What exactly are cataracts in cats, and will your cat go blind or need surgery? We take you through the basics on feline cataracts and what to do if your cat has them.
Like people, cats may develop cataracts. “A cataract is an opacity in the lens of the eye, which sits directly behind the iris (colored part of the eye),” says Beth Kimmitt, D.V.M., resident of ophthalmology at Purdue University’s College of Veterinary Medicine in West Lafayette, Indiana. “We see cataracts more commonly in dogs, but they can occur in both species.”
Cats develop cataracts for different reasons. “The most common cause of cataracts in cats is due to long-term uveitis (inflammation inside the eyes),” Dr. Kimmitt explains. “Diabetes does not cause cataracts in cats (unlike dogs).” Sometimes, cats develop cataracts simply as a result of aging.

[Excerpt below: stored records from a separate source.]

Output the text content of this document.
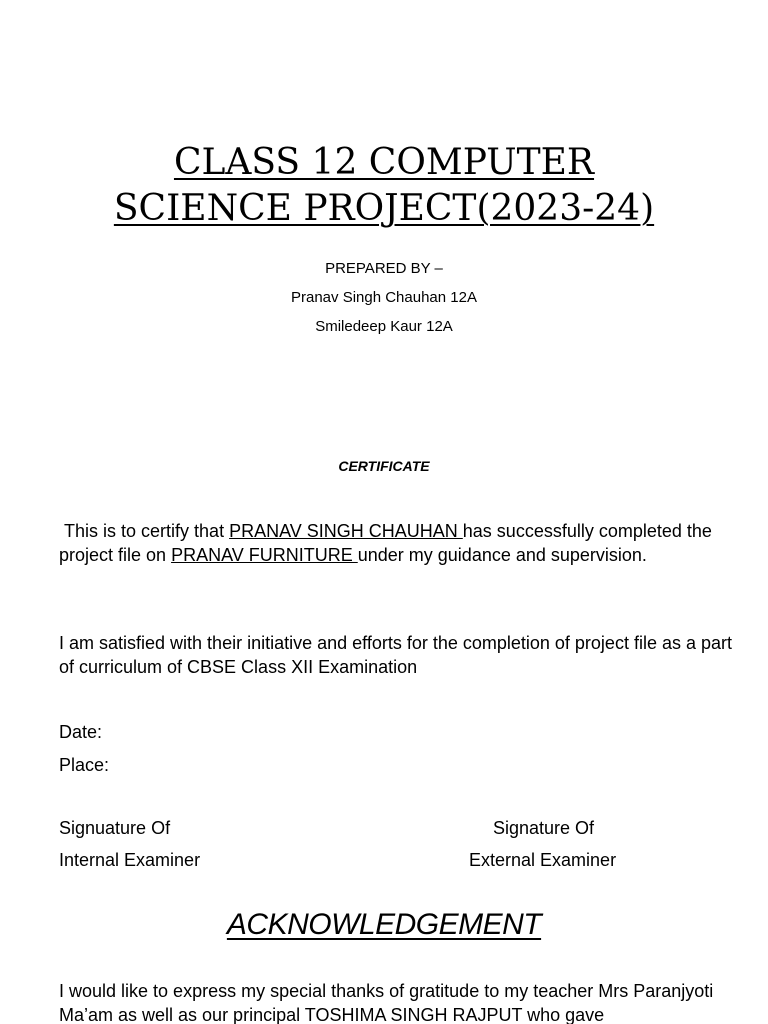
CLASS 12 COMPUTER
SCIENCE PROJECT(2023-24)
PREPARED BY –
Pranav Singh Chauhan 12A
Smiledeep Kaur 12A
CERTIFICATE
This is to certify that PRANAV SINGH CHAUHAN has successfully completed the project file on PRANAV FURNITURE under my guidance and supervision.
I am satisfied with their initiative and efforts for the completion of project file as a part of curriculum of CBSE Class XII Examination
Date:
Place:
Signuature Of
Internal Examiner
Signature Of
External Examiner
ACKNOWLEDGEMENT
I would like to express my special thanks of gratitude to my teacher Mrs Paranjyoti Ma’am as well as our principal TOSHIMA SINGH RAJPUT who gave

If you see a white haze in one or both of your cat’s eyes or notice your cat bumping into things or having trouble getting around the house, it could be cataracts. “Cataracts are diagnosed with an eye exam,” Dr. Kimmitt says. “If an owner notices cataracts start to develop, he should make an appointment with his veterinarian for further evaluation.” It’s important to have the eyes checked out to make sure your cat isn’t suffering from any secondary eye conditions in addition to the cataracts, particularly uveitis, a painful inflammation of the eye.

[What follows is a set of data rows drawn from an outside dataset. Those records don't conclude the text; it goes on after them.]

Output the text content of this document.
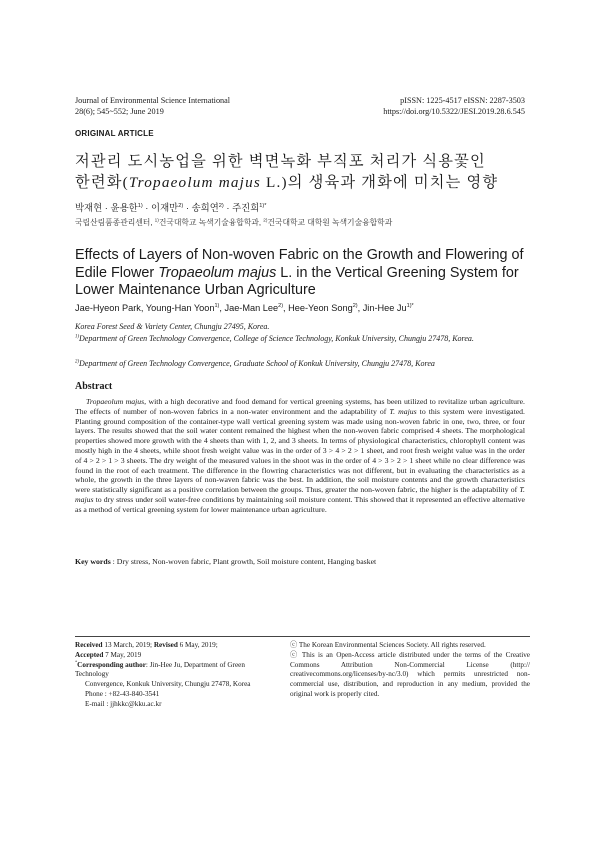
Journal of Environmental Science International
28(6); 545~552; June 2019
pISSN: 1225-4517 eISSN: 2287-3503
https://doi.org/10.5322/JESI.2019.28.6.545
ORIGINAL ARTICLE
저관리 도시농업을 위한 벽면녹화 부직포 처리가 식용꽃인
한련화(Tropaeolum majus L.)의 생육과 개화에 미치는 영향
박재현 · 윤용한$^{1)}$ · 이재만$^{2)}$ · 송희연$^{2)}$ · 주진희$^{1)*}$
국립산림품종관리센터, $^{1)}$건국대학교 녹색기술융합학과, $^{2)}$건국대학교 대학원 녹색기술융합학과
Effects of Layers of Non-woven Fabric on the Growth and Flowering of Edile Flower Tropaeolum majus L. in the Vertical Greening System for Lower Maintenance Urban Agriculture
Jae-Hyeon Park, Young-Han Yoon$^{1)}$, Jae-Man Lee$^{2)}$, Hee-Yeon Song$^{2)}$, Jin-Hee $Ju^{1)*}$
Korea Forest Seed & Variety Center, Chungju 27495, Korea.
$^{1)}$Department of Green Technology Convergence, College of Science Technology, Konkuk University, Chungju 27478, Korea.
$^{2)}$Department of Green Technology Convergence, Graduate School of Konkuk University, Chungju 27478, Korea
Abstract

Tropaeolum majus, with a high decorative and food demand for vertical greening systems, has been utilized to revitalize urban agriculture. The effects of number of non-woven fabrics in a non-water environment and the adaptability of T. majus to this system were investigated. Planting ground composition of the container-type wall vertical greening system was made using non-woven fabric in one, two, three, or four layers. The results showed that the soil water content remained the highest when the non-woven fabric comprised 4 sheets. The morphological properties showed more growth with the 4 sheets than with 1, 2, and 3 sheets. In terms of physiological characteristics, chlorophyll content was mostly high in the 4 sheets, while shoot fresh weight value was in the order of 3 > 4 > 2 > 1 sheet, and root fresh weight value was in the order of 4 > 2 > 1 > 3 sheets. The dry weight of the measured values in the shoot was in the order of 4 > 3 > 2 > 1 sheet while no clear difference was found in the root of each treatment. The difference in the flowring characteristics was not different, but in evaluating the characteristics as a whole, the growth in the three layers of non-waven fabric was the best. In addition, the soil moisture contents and the growth characteristics were statistically significant as a positive correlation between the groups. Thus, greater the non-woven fabric, the higher is the adaptability of T. majus to dry stress under soil water-free conditions by maintaining soil moisture content. This showed that it represented an effective alternative as a method of vertical greening system for lower maintenance urban agriculture.

Key words : Dry stress, Non-woven fabric, Plant growth, Soil moisture content, Hanging basket

Received 13 March, 2019; Revised 6 May, 2019;

Accepted 7 May, 2019

*Corresponding author: Jin-Hee Ju, Department of Green Technology

Convergence, Konkuk University, Chungju 27478, Korea

Phone : +82-43-840-3541

E-mail : jjhkkc@kku.ac.kr

ⓒ The Korean Environmental Sciences Society. All rights reserved.

ⓒ This is an Open-Access article distributed under the terms of the Creative Commons Attribution Non-Commercial License (http:// creativecommons.org/licenses/by-nc/3.0) which permits unrestricted non-commercial use, distribution, and reproduction in any medium, provided the original work is properly cited.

If your cat has a cataract in only one eye, she might be able to see pretty well with the unaffected eye. Sometimes, cataracts are small so even if they affect both eyes, the cat still might have decent vision. Other times, cataracts develop so slowly that the cat is able to adjust to the vision loss, and you might not even realize she can’t see as well as she once did.
Cloudy eyes aren’t always an indication of cataracts. Senior cats might also develop a condition called nuclear lenticular sclerosis, which makes eyes have a bluish-gray haze, but it doesn’t significantly affect the vision because it’s transparent. Your vet can easily tell the difference. NLS always affects both eyes, whereas cataracts usually affect one eye more than the other.
“The only way to remove a cataract is with surgery,” Dr. Kimmitt says. “There are currently no medications on the market proven to be capable of removing cataracts once they start to occur. After surgery, cataracts do not significantly recur.”
With surgery, a veterinary eye specialist will remove the cloudy lens and replace it with a new artificial lens. Although the surgery is pricey (usually in the thousands), it’s something to consider if your cat has gone completely blind.